Prep Time 20 minutes
Cook Time 10 minutes
Chilling Time 30 minutes
Total Time 1 hour
Servings: 6 servings
Course: Salad
Cuisine: American
Calories: 350

Ingredients
  

For the Pasta
  • 8 ounces Rotini or Bowtie Pasta Substitute with gluten-free pasta for a gluten-free option.
For the Flavor
  • 6 slices Bacon Can be replaced with turkey bacon for a lighter version.
  • 1 cup Cherry or Grape Tomatoes Use any fresh tomatoes, diced, as an alternative.
  • 1/4 cup Red Onion White or yellow onions can be used as a substitute.
  • 2 cups Romaine Lettuce Spinach can be substituted for a different leafy green.
  • 1 cup Cheddar or Colby Jack Cheese Feta cheese can be used for a tangier taste.
For the Dressing
  • 1/2 cup Mayonnaise Greek yogurt can be substituted for a healthier option.
  • 1/4 cup Sour Cream Substitute with additional mayonnaise or yogurt.
  • 2 tablespoons Lemon Juice Can be replaced with vinegar for acidity.
  • 1 packet Dry Ranch Seasoning Mix Homemade ranch seasoning can be an alternative.
  • 1-2 tablespoons Warm Bacon Fat Olive oil can be used if bacon fat is not available.
  • 1/4 teaspoon Cracked Black Pepper Use white pepper for a milder taste.
  • 2 tablespoons White Wine Vinegar Substitute with apple cider vinegar.

Equipment

  • Large pot
  • Skillet
  • Mixing Bowl
  • Colander
  • Whisk
  • plastic wrap

Method
 

Cooking Instructions
  1. Start by bringing a large pot of salted water to a rolling boil over high heat.
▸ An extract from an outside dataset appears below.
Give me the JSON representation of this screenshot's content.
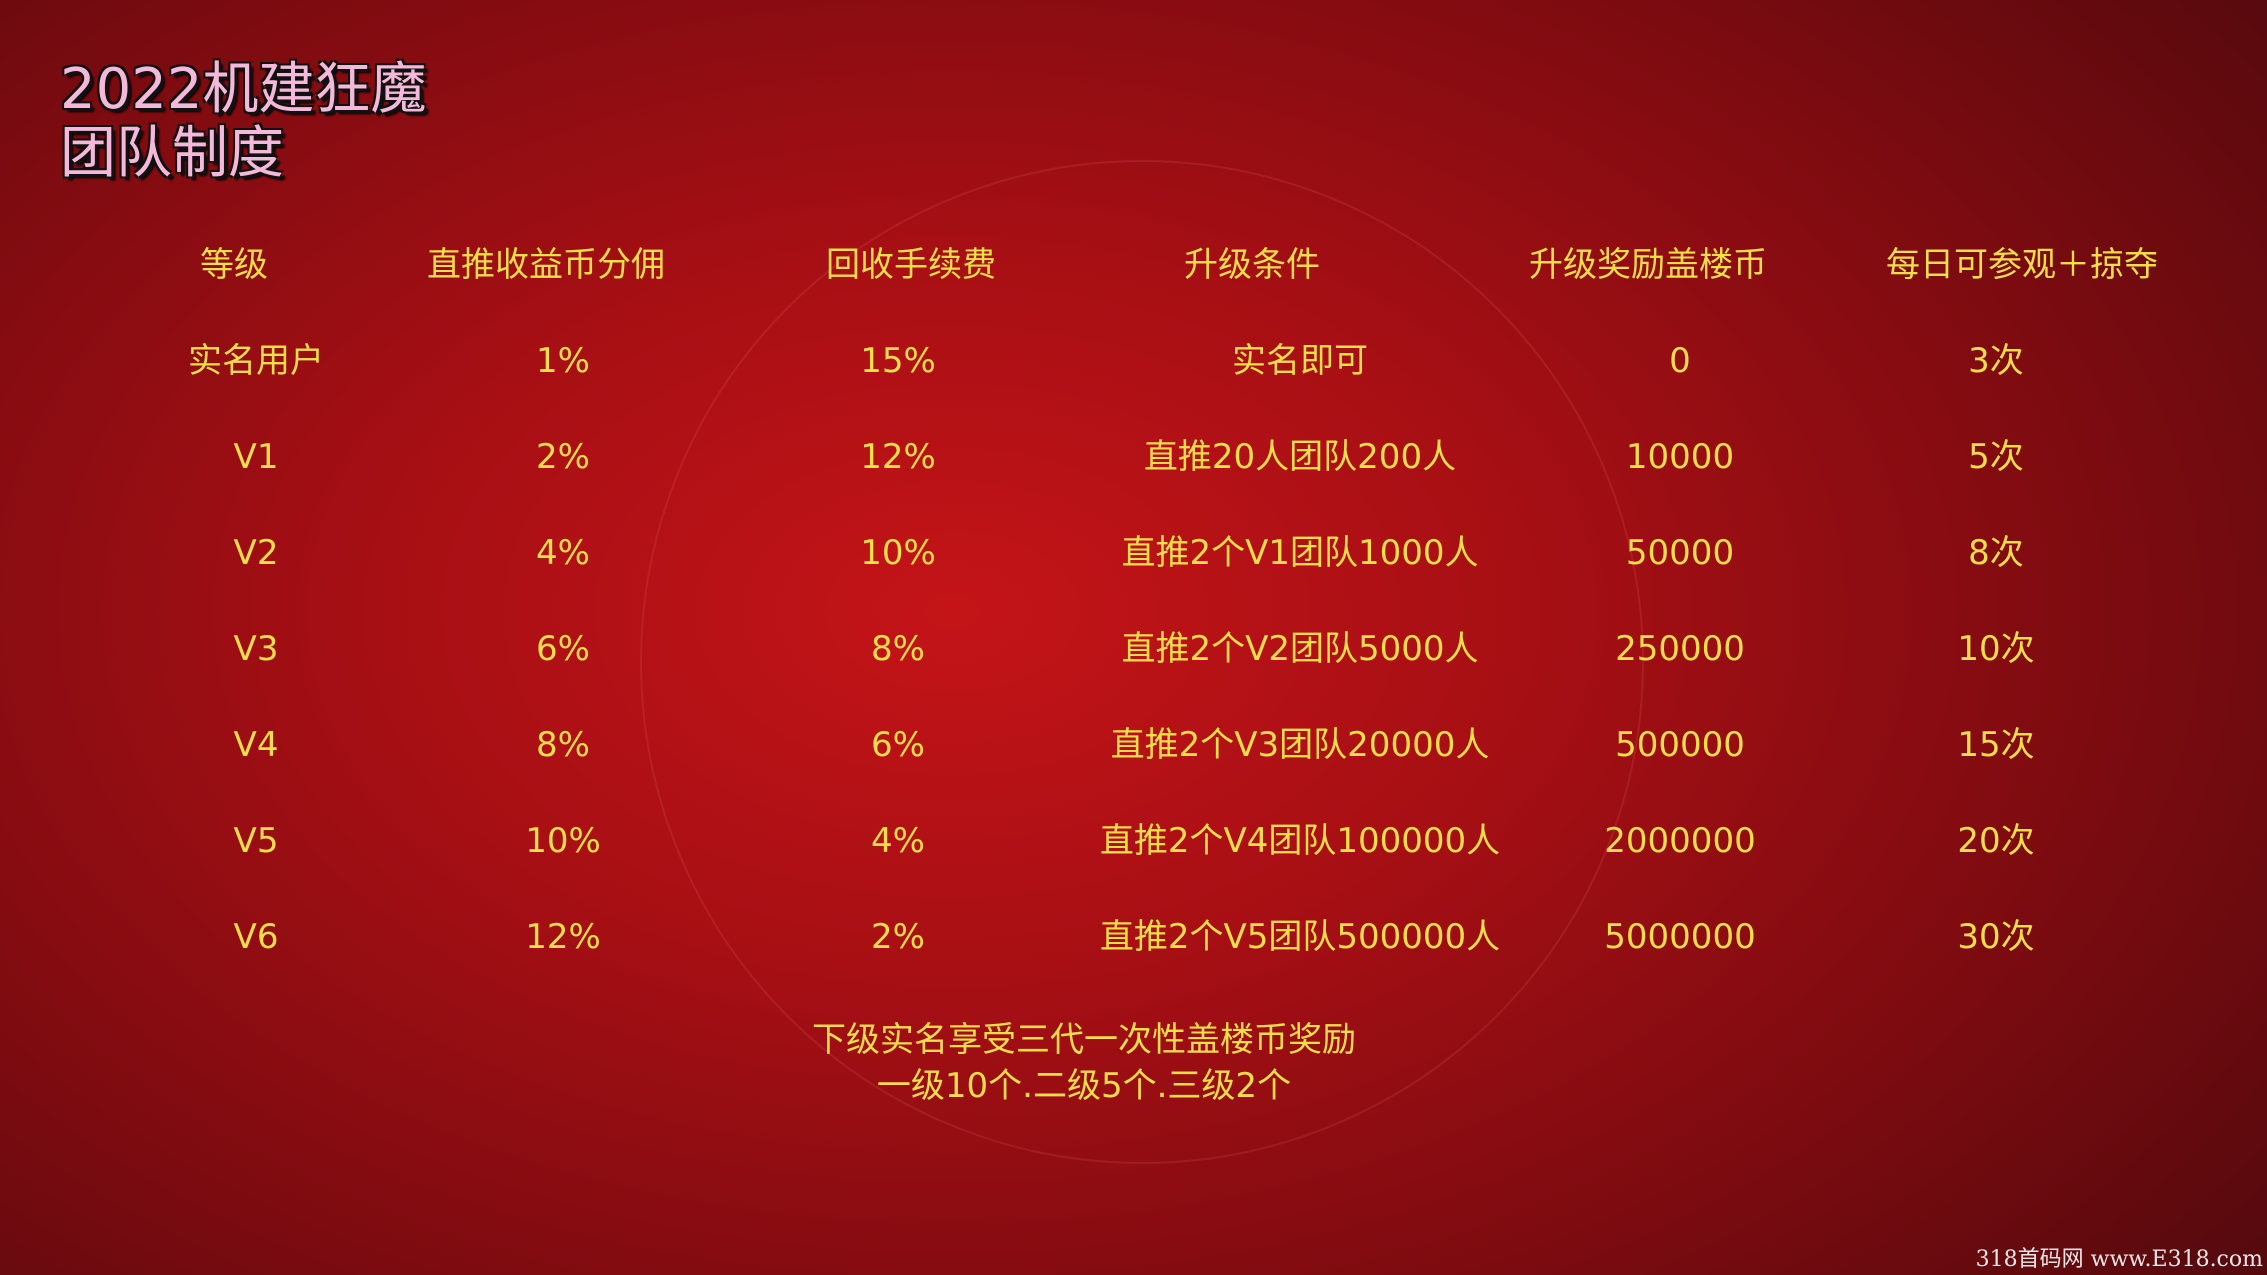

Add your choice of rotini or bowtie pasta and cook until al dente, about 8-10 minutes, stirring occasionally. Once done, drain the pasta in a colander and rinse it under cold water to cool. Set it aside to allow excess water to drip off while you prepare the other ingredients.
  2. In a large skillet over medium heat, cook the chopped bacon steadily until it’s crispy and golden brown, which should take about 8-10 minutes. Turn the bacon frequently to ensure even cooking. Once crisp, use a slotted spoon to transfer the bacon to a plate lined with paper towels to drain excess grease. Reserve 1-2 tablespoons of warm bacon fat in the skillet for the dressing.
  3. In a mixing bowl, combine mayonnaise, sour cream, and dry ranch seasoning mix. Add a splash of lemon juice and freshly cracked black pepper to taste, whisking until the mixture is smooth and creamy. Gradually pour in the reserved warm bacon fat while continuing to whisk, until everything is well blended.
  4. In a large mixing bowl, add the drained pasta and splash it with white wine vinegar, tossing gently to incorporate the flavors. Pour in half of the creamy dressing, mixing well to ensure every noodle is coated.
  5. Next, gently stir in the halved cherry tomatoes, diced red onion, and shredded cheese of your choice into the pasta. Cover the bowl with plastic wrap and place it in the refrigerator to chill for about 30 minutes.
  6. Just before serving, remove the salad from the refrigerator and fold in the chopped romaine lettuce and crumbled bacon. Drizzle the remaining dressing over the top and toss everything gently until evenly coated.

Nutrition

Serving: 1servingCalories: 350kcalCarbohydrates: 32gProtein: 12gFat: 22gSaturated Fat: 4gPolyunsaturated Fat: 1gMonounsaturated Fat: 15gCholesterol: 40mgSodium: 600mgPotassium: 350mgFiber: 3gSugar: 2gVitamin A: 15IUVitamin C: 20mgCalcium: 15mgIron: 8mg

Notes

This salad is perfect for summer gatherings and can be made ahead of time for optimal flavor. Store any leftovers in an airtight container in the refrigerator for up to 3-5 days.